Our month off from lessons is half over. When I mentioned that fact to the boys yesterday they groaned but I'm looking forward to getting back to it soon. Due to our weird homeschooling year, they've already completed one 10-week 'quarter', before we took our July break. I have yet to do my paperwork for the coming year, but that's par for the course-- I always send it in sometime in August. I don't know why I'm so looking forward to going back to lessons-- because we started back in May, there is nothing new to the work they'll be doing.

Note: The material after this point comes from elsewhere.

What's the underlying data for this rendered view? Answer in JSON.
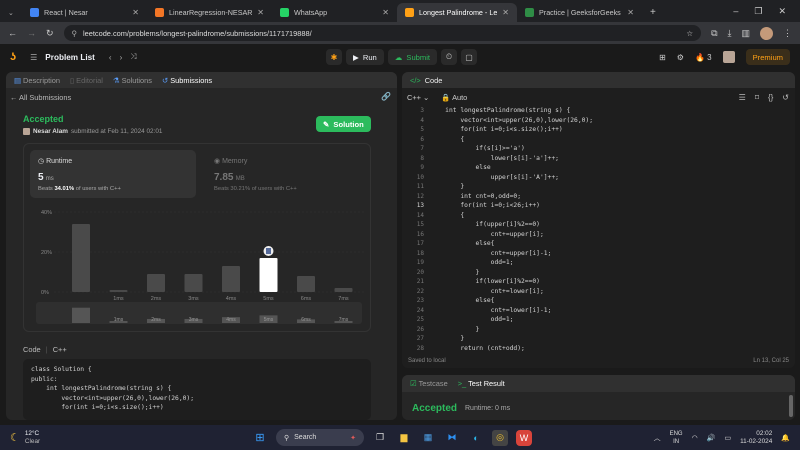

For now, I'm happy with all the materials we're using (and beyond happy with History Odyssey, but that's a separate blog entry, or will be soon). Next year I'm going to look into Discovery K-12, a free online comprehensive curriculum that I just heard about from Ariel, homeschooling mama extraordinaire.
Homeschooling and staying home with babies is like living on a glacier. Everything is slow, out of step with the rest of the world and their hurry, but at the same time there is constant change and we never return to where we were before. It's funny to look at my last post from a month ago and see that I was concerned with not giving Snorzy enough enrichment on a daily basis unless I planned for it. The weeks between then and now have been a kind of a renaissance for him, his language has grown exponentially and he's gotten more clear and firm in his will too-- I could never go a day without reading to him now, when he brings his favorite "boo" to me over & over throughout the day (the favorites evolve every few days, he isn't loyal to one the way Primo was to Dinosaur's Binkit or Radish to both The Pudgy Where is Your Nose? Book and Quack Quack by Claire Henley). I can't make it through a day without taking him " 'side" either-- he insists on being taken out on the front porch or into the backyard many times each day, aside from any outings we might go on in the car to shop or swim or whatever the day holds.
I drove myself crazy for a week at the beginning of the month, the way I do periodically-- I get too much time on my hands and end up somehow thinking that I can single-handedly solve the whole 'work-life balance' thing that has plagued mothers since the dawn of time. I nearly convinced myself that it made sense to spend an enormous amount of time and money taking a graduate class that would throw the whole family's schedule into chaos twice a week for the fall semester, and then lead nowhere (it is the only evening class available in that department, so I wouldn't have been able to follow up with any more classes in that field without quitting homeschooling). Out of the blue, one evening, inspiration hit and by the next day I was over at a local community college, jumping through hoops to register to take an (inexpensive, conveniently placed in the week) night class in writing fiction this fall. I literally had not written a word of fiction since I was ten years old (a poignant, one-page tale about a bunny, if I remember correctly), so this is scary good fun to look forward to. In preparation, I've been working through a free online mini course from Open University's OpenLearn portal, called Start Writing Fiction.
I've been spending more time on GoodReads this month than on any other social media, and getting almost depressed by the exposure to all the things that I don't have time to read. My appetite for books, like my appetite for sweets, makes me feel like life is too short. If I did nothing each day but read novels and eat cake & cookies, there still wouldn't be time to consume everything that I want. What's the answer to this? Is it to have a taste of something exquisite each day, and try not to think about all the rest?